Menurutnya, bagi manusia yang mengonsumsi daging maupun bagian tubuh reptil ini, bisa menyebabkan terjadinya kerusakan jaringan tubuh. Dagingnya mengandung sejumlah parasit seperti cacing pita jenis sparganosis, yang bisa merusak dan membuat infeksi pada jaringan tubuh manusia.
“Teorinya begini, dalam daging biawak itu banyak parasite. Jika dimakan maka parasit seperti cacing akan berkembang biak di usus dan itu sangat berbahaya bagi kesehatan manusia. Khususnya gangguan pecernaan karena usus tidak berfungsi dengan baik,” jelas Fitrah.
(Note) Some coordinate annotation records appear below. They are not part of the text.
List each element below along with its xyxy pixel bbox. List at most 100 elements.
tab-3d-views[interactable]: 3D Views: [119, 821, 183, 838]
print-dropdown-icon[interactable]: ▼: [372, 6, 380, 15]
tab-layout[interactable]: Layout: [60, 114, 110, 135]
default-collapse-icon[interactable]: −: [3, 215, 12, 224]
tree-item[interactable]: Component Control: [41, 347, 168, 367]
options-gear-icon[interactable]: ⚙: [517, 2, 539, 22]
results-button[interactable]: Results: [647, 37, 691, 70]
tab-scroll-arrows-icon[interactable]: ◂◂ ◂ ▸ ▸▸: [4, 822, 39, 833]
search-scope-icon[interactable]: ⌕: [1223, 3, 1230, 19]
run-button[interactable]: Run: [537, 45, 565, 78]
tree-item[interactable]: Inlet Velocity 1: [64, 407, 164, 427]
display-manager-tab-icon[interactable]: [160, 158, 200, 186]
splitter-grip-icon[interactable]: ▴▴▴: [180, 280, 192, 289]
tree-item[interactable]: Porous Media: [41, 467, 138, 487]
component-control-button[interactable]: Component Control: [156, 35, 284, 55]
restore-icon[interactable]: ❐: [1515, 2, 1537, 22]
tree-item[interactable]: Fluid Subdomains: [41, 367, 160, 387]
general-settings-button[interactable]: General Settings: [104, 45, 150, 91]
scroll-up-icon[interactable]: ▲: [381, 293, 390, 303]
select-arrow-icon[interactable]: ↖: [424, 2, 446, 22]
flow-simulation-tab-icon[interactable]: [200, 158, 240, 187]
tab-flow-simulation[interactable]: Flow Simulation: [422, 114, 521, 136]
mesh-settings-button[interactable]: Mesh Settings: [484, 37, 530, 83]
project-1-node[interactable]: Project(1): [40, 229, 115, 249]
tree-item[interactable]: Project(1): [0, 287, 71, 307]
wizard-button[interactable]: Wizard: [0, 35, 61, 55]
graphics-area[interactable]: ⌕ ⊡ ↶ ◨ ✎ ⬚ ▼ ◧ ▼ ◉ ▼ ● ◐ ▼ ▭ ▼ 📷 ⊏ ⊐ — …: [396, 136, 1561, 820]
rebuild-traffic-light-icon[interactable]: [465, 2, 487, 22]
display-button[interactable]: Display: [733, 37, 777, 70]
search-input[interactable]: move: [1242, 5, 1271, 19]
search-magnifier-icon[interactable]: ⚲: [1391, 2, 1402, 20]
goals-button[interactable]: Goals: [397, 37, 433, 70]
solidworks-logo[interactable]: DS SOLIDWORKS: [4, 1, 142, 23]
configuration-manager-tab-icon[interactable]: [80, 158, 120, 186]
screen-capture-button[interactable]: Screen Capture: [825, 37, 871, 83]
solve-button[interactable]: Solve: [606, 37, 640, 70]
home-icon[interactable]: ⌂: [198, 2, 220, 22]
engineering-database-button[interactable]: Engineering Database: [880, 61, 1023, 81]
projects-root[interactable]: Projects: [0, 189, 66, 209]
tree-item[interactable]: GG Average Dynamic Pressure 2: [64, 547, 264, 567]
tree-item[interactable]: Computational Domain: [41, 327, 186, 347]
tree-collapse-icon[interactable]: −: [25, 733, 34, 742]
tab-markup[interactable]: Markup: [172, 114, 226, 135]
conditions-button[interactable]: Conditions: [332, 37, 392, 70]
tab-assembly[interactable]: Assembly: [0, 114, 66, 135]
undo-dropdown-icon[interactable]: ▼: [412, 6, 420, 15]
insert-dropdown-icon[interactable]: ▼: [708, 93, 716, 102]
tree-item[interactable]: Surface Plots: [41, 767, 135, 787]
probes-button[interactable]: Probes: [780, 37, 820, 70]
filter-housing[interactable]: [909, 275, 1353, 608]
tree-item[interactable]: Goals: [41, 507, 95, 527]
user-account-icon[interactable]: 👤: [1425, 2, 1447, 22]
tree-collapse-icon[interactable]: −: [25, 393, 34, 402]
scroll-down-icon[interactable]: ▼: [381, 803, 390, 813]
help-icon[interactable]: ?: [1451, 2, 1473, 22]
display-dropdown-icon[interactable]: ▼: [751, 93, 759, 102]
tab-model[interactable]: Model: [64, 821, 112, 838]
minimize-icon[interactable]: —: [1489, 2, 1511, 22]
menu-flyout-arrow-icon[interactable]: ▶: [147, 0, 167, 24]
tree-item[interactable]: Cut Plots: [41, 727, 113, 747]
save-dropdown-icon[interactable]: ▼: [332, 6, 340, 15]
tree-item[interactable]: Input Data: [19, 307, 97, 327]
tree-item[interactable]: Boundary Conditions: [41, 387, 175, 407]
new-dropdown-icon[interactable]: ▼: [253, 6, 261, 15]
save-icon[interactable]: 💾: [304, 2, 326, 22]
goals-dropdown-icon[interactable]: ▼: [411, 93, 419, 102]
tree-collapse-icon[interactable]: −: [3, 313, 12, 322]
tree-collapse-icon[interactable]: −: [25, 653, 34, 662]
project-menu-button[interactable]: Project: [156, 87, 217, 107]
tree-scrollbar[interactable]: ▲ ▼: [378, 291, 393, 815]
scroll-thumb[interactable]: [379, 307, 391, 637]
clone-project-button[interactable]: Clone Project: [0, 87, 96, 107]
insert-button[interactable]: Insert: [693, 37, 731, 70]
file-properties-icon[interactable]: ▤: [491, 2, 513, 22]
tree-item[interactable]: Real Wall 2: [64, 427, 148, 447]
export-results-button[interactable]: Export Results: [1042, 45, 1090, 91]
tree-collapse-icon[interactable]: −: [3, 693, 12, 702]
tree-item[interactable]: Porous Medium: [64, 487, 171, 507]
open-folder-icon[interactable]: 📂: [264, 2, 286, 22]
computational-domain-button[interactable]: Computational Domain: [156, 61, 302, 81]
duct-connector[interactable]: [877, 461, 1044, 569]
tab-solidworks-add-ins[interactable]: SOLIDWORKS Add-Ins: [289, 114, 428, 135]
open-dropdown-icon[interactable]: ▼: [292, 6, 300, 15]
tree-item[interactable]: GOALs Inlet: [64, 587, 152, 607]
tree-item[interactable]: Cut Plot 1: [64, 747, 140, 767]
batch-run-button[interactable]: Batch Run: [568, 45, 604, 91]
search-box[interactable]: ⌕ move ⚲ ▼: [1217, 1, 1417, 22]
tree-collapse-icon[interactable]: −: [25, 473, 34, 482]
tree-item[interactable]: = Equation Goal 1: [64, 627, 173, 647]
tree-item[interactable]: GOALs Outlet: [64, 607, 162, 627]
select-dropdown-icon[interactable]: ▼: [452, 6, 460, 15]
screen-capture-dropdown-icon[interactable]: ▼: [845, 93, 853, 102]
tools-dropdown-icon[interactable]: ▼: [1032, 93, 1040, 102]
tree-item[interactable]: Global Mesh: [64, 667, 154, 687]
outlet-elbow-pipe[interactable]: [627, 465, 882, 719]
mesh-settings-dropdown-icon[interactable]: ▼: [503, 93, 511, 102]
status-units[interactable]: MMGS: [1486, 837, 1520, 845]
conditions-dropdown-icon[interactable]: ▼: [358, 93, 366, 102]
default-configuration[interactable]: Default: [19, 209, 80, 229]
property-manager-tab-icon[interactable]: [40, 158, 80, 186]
Lebih jauh dia menjelaskan, mengonsumsi daging biawak bisa juga menyebabkan penyakit kista. Karena, di dagingnya terdapat parasit bernama pentastomiasis, parasite yang banyak ditemukan hidup dalam tubuh ular, buaya, dan tentunya biawak.
Jadi, tidak benar kalau makan daging biawak akan meningkatkan daya tubuh manusia. Justru sebaliknya, akan menurunkan daya tahan tubuh akibat masuknya berbagai jenis bakteri.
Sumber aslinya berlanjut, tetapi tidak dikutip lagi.